Assuming there are many more like me or affected as I was, it took years even for me to fully process and re-address my sense of reality.
(So shocking – beyond physiologically, emotionally, other psychological damage – I often feel like, especially without recognition and validation, that I’ve been left in a suspended, if not as marked, state of shock/dissociation in fact).
Perhaps one of the reasons why we don’t hear from more, or they fade away for a time, other immediate stresses going on in their lives, like me.
(Maybe, beyond being or remaining under the influence, also lot of the ‘normalcy’ bias here when facing disaster; further reinforced if the catastrophic disaster only – immersed in your small ‘real’ world – hit you/your family).

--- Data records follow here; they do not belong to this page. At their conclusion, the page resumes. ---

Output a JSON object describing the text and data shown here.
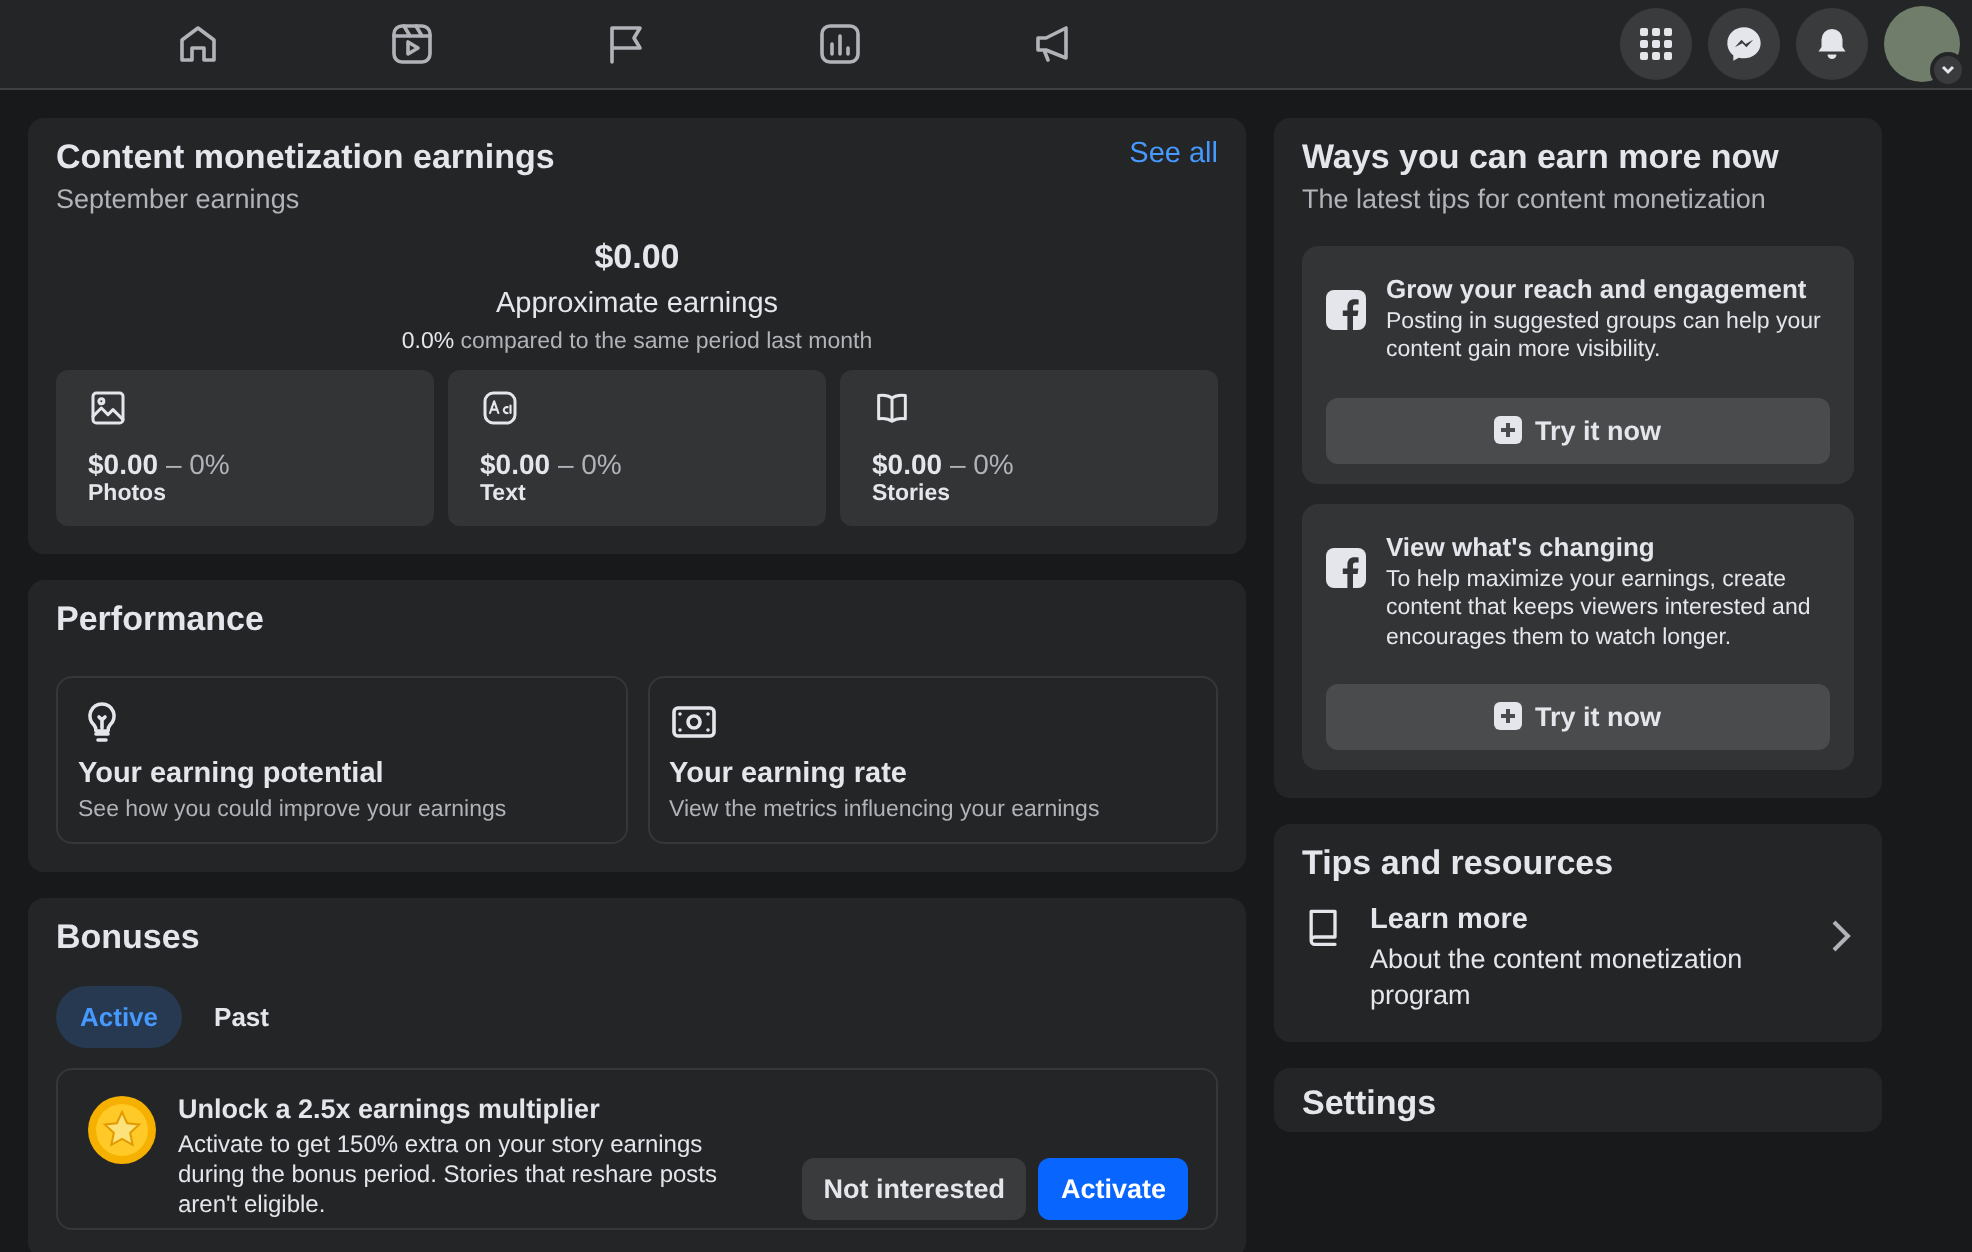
{
  "earnings": {
    "title": "Content monetization earnings",
    "subtitle": "September earnings",
    "link": "See all",
    "total": "$0.00",
    "total_label": "Approximate earnings",
    "comparison": "**0.0%** compared to the same period last month",
    "breakdown": [
      {
        "kind": "photos",
        "amount": "$0.00",
        "change": "– 0%",
        "label": "Photos"
      },
      {
        "kind": "text",
        "amount": "$0.00",
        "change": "– 0%",
        "label": "Text"
      },
      {
        "kind": "stories",
        "amount": "$0.00",
        "change": "– 0%",
        "label": "Stories"
      }
    ]
  },
  "performance": {
    "title": "Performance",
    "items": [
      {
        "kind": "potential",
        "title": "Your earning potential",
        "description": "See how you could improve your earnings"
      },
      {
        "kind": "rate",
        "title": "Your earning rate",
        "description": "View the metrics influencing your earnings"
      }
    ]
  },
  "bonuses": {
    "title": "Bonuses",
    "tabs": [
      {
        "label": "Active",
        "selected": true
      },
      {
        "label": "Past",
        "selected": false
      }
    ],
    "offers": [
      {
        "title": "Unlock a 2.5x earnings multiplier",
        "description": "Activate to get 150% extra on your story earnings during the bonus period. Stories that reshare posts aren't eligible.",
        "buttons": [
          {
            "label": "Not interested",
            "kind": "secondary"
          },
          {
            "label": "Activate",
            "kind": "primary"
          }
        ]
      }
    ]
  },
  "tips": {
    "title": "Ways you can earn more now",
    "subtitle": "The latest tips for content monetization",
    "items": [
      {
        "title": "Grow your reach and engagement",
        "description": "Posting in suggested groups can help your content gain more visibility.",
        "button": "Try it now"
      },
      {
        "title": "View what's changing",
        "description": "To help maximize your earnings, create content that keeps viewers interested and encourages them to watch longer.",
        "button": "Try it now"
      }
    ]
  },
  "resources": {
    "title": "Tips and resources",
    "items": [
      {
        "title": "Learn more",
        "description": "About the content monetization program"
      }
    ]
  },
  "settings": {
    "title": "Settings"
  }
}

Anyway, I’m going somewhere with this:
Maybe one way or approach could take inspiration from ‘A Modest Proposal?’
(The 1728 satirical essay written and published anonymously by Jonathan Swift in 1729 suggesting, the impoverished Irish might ease their economic troubles by selling their children as food for rich gentlemen and ladies. This satirical hyperbole mocked heartless attitudes towards the poor, as well as British policy toward the Irish in general; Wikipedia).

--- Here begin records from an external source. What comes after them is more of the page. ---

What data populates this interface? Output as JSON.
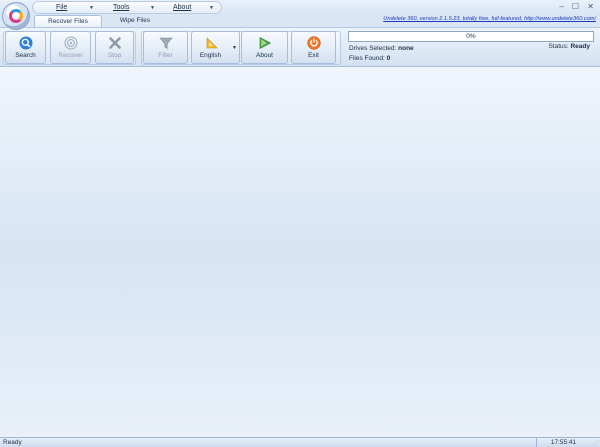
{
  "menu": {
    "items": [
      {
        "label": "File"
      },
      {
        "label": "Tools"
      },
      {
        "label": "About"
      }
    ]
  },
  "window_controls": "– ☐ ✕",
  "tabs": [
    {
      "label": "Recover Files",
      "active": true
    },
    {
      "label": "Wipe Files",
      "active": false
    }
  ],
  "version_text": "Undelete 360, version 2.1.5.23, totally free, full-featured, http://www.undelete360.com/",
  "ribbon": {
    "buttons": [
      {
        "label": "Search",
        "icon": "search-icon",
        "enabled": true
      },
      {
        "label": "Recover",
        "icon": "recover-icon",
        "enabled": false
      },
      {
        "label": "Stop",
        "icon": "stop-icon",
        "enabled": false
      },
      {
        "label": "Filter",
        "icon": "filter-icon",
        "enabled": false
      },
      {
        "label": "English",
        "icon": "language-icon",
        "enabled": true
      },
      {
        "label": "About",
        "icon": "about-icon",
        "enabled": true
      },
      {
        "label": "Exit",
        "icon": "exit-icon",
        "enabled": true
      }
    ]
  },
  "progress": {
    "percent_text": "0%",
    "value": 0
  },
  "info": {
    "drives_label": "Drives Selected:",
    "drives_value": "none",
    "files_label": "Files Found:",
    "files_value": "0",
    "status_label": "Status:",
    "status_value": "Ready"
  },
  "statusbar": {
    "left_text": "Ready",
    "time": "17:55:41"
  },
  "colors": {
    "accent": "#1b39b8",
    "progress": "#4fae4f"
  }
}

(A Modest Proposal) for Children’s Health-Care.
But without perhaps, the hyperbole. It’s not needed. Nothing anyone could point to that isin’t already true – out in the open. And ‘personalised’: what this effectively means, could mean, or will, mean for the reader and/or their loved ones.
A bit of a needed jolt-awakening regarding how the existing system has been designed generally or to actually look into what they may ‘protest’, or be horrified by, in what has already happened and is happening.. Another way to try and help people ‘get it’.
One ‘Modest Proposal’ for the Medical Sector; another in lay man language. And pulling in some the great metaphors and analogies, the most recent, related issues, trending in the media – also a ‘way in’ (including Dolin case with regards to generics).
Don’t know. And even if I had the wits and knowledge to pull it off, where and how to get it published with optimised exposure to each target, or most vulnerable, audience.
(And I don’t know, from the most sarc-angry place, its own ugliness, that’s a killer to live with too – if not as devious and ‘sub-human’ as so many Pharma lawyers – if I could resist pointing out, akin to the GSK tactics of turning the horrendous suffering and death of so many into promotional opportunities, how the escalating suicide rates and, ‘strangely’ in woman, may be helping the overpopulation problem).
As we, the general public have been effectively hoaxed in what history may consider to be one of greatest, most shameless and almost black comedic ‘hoaxes’ in medical history (and I would agree – as I imagine many people would – with another commenter that some of the tactics used should be considered tantamount to corporate manslaughter) also brings to mind something akin to the Sokal Affair….
Another way of exposing that for too long, pharmaceutical companies have duped (and been allowed to dupe) the medical sector with, effectively (and reference to the Sokal Affair) too readily accepted profit driven, ‘science’ based, pharmaceutical bullshit.
Worse, where even, long ago, some of the Shelleys or the average man on the street or jury could have picked up on some of the unethical, unscientific, illegal, barely believable tricks regarding people’s lives, children’s lives, if we, or at least doctors, or the medical profession, had the professional and human rights most people still simply assume we do.